Two pilots take off from the same airport. Mason heads due south. Nancy heads 23º west of south. After 400 land miles, how far is Nancy from Mason’s route? Round your answer to the nearest tenth of a mile. (Enter only the number.)(If someone had helped me with the one similar to this I probably wouldn't be asking)
Draw a diagram. Draw a line S for Mason.
Draw a line 400 long at S 23° W for Nancy. Draw a line directly east so connect the end of Nancy's route to Mason's line. That line will be of length x, such that
x/400 = sin 23° = 0.39
So, x = 156.3 mi from Mason's course.
To find out how far Nancy is from Mason's route, we need to first find out their respective positions after traveling 400 land miles.
Since Mason heads due south, he would be 400 miles directly south of the airport.

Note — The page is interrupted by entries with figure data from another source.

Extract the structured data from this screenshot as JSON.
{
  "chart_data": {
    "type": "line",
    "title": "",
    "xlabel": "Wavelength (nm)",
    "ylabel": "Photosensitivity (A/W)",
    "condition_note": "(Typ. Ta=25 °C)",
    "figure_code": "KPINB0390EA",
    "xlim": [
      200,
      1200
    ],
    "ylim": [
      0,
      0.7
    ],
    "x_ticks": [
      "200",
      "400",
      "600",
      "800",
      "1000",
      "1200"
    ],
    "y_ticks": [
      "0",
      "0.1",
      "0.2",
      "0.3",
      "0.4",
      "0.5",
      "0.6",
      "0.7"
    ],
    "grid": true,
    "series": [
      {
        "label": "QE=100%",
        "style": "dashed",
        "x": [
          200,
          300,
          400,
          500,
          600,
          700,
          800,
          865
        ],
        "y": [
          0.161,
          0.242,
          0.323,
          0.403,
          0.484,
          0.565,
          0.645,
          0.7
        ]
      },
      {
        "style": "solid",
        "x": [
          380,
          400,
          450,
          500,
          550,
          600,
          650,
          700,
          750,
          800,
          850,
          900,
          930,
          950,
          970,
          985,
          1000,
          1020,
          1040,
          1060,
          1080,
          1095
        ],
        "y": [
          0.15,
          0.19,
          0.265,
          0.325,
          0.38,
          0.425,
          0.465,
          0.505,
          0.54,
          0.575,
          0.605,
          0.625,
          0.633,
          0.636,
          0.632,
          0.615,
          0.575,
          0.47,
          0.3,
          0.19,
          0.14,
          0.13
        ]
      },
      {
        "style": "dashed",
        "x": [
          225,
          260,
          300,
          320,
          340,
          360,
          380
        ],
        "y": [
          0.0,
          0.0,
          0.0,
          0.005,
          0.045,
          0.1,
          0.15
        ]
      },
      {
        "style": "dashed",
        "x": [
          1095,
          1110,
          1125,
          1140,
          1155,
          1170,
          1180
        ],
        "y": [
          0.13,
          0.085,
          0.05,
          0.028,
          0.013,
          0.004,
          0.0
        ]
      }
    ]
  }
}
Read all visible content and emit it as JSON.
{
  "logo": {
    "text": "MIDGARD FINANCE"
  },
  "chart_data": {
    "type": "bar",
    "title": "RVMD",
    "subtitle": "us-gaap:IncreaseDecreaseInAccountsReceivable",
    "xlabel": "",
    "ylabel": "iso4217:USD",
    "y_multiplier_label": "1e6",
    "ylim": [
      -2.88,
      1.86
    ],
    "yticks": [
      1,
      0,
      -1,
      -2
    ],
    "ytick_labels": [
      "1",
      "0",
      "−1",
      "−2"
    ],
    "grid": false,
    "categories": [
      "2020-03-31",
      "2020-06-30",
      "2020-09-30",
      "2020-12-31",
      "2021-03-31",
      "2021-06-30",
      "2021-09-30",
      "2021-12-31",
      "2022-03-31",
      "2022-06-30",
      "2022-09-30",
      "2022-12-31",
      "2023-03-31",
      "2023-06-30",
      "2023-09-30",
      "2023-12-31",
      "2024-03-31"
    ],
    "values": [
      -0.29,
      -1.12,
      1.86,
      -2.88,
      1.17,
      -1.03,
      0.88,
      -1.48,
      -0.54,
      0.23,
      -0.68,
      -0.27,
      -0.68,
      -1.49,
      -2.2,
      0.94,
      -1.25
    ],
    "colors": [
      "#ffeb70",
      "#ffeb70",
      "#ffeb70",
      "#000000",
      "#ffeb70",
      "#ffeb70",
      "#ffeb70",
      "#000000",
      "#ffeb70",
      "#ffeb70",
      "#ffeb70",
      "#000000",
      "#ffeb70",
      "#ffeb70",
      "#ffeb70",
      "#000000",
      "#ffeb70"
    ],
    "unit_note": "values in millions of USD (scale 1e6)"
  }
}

This forms a triangle where one side is the distance traveled by Mason.
For Nancy, who heads 23º west of south, we need to calculate the southward distance traveled and then calculate the westward distance traveled at that point.
Given that Nancy traveled 400 miles, the southward distance traveled can be calculated by taking the sine of 23º and multiplying it by 400:
Southward distance = sin(23º) * 400
Now, to find the westward distance, we can take the cosine of 23º and multiply it by the southward distance:
Westward distance = cos(23º) * (sin(23º) * 400)
To find the distance Nancy is from Mason's route, we can use the Pythagorean theorem since we have the southward and westward distances as the two sides of a right triangle:
Distance from Mason's route = sqrt((westward distance)^2 + (southward distance)^2)
Substituting the values we calculated:
Distance from Mason's route = sqrt((cos(23º) * (sin(23º) * 400))^2 + (sin(23º) * 400)^2)
Evaluating this expression will give us the distance from Mason's route.